Staying active
A similar picture is seen in the group’s equity holdings. In MacDonald’s view, US funds with an S&P 500 benchmark tend to be the most efficient way to get US core exposure and, as such, he is likely to use a tracker. In contrast, in emerging markets, he is more likely to use an active manager.
He says: “We will use trackers if we want to introduce a tilt or a market-cap bias.” That said, he expects 2017 will be a better year for active management after a difficult 2016, and that is reflected across the portfolios.
Smart beta funds have not yet made their way into the portfolios. MacDonald does not believe smart beta is cheap enough and he would rather get the greater potential for outperformance from an active manager.

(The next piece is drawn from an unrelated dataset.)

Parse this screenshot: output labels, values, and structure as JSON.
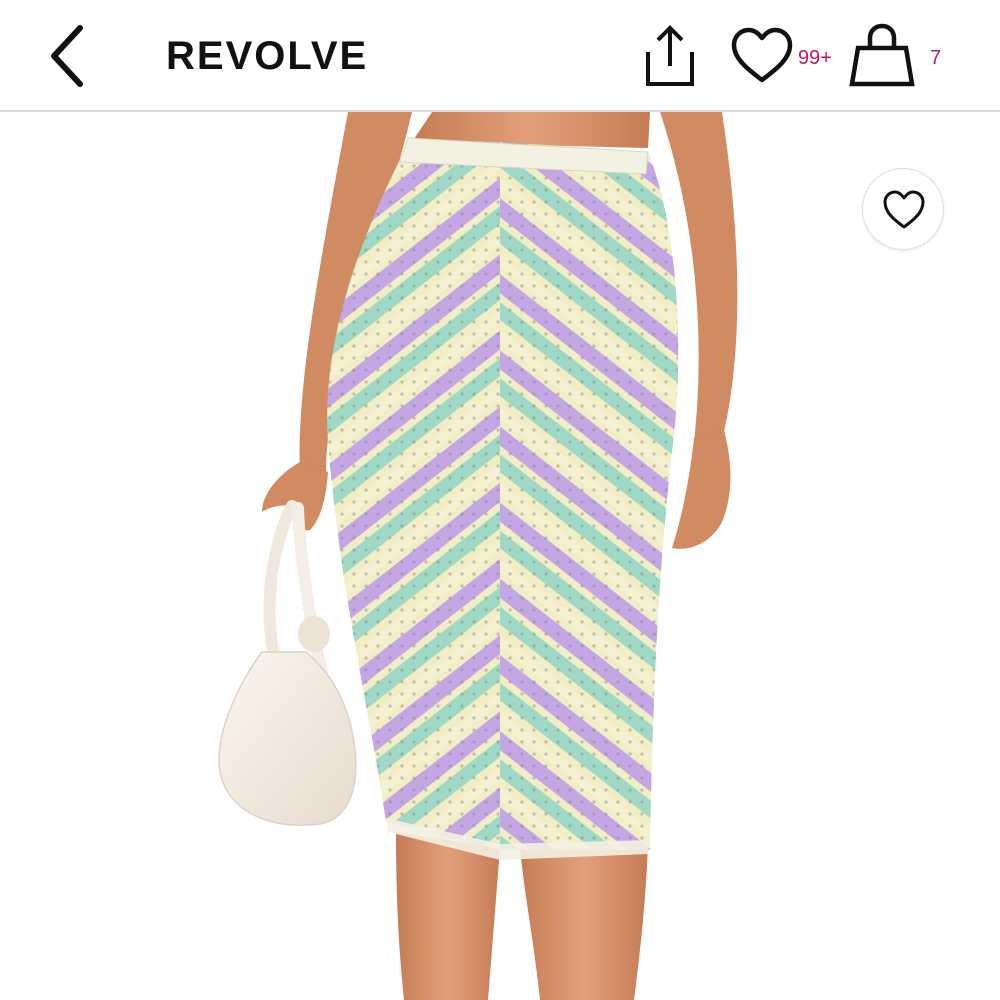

The group has three portfolio ranges: active, passive and blended, as well as its Diversified Real Assets fund. Each portfolio range is driven by a strategic asset allocation model that comes from EValue.
The passive range simply takes the asset allocation weighting and then finds the cheapest and most accurate tracker to implement it. With the active and blended funds, there is more flexibility, though there are volatility constraints. These tactical asset allocation tilts are determined by the team.
The investment and fund selection process is the same for all three ranges: a quantitative screen then a qualitative screen with 1,500 or so manager meetings per year. The managers of the portfolios then pick from those approved funds.
Standing the test of time
About half of the fund’s performance will come through tactical asset allocation, and another half through fund selection, but this is not prescriptive.
MacDonald says: “We want consistency. We don’t want to be in a fund where the outperformance or underperformance is dictated by whether it’s the right time in the right market in the right month.
“We want funds with high conviction, not closet trackers. That means high active share and concentrated portfolios. There are any number of ways to achieve good performance but, overall, this is what we look for in funds. We would rather protect on the downside rather than gain on the upside.”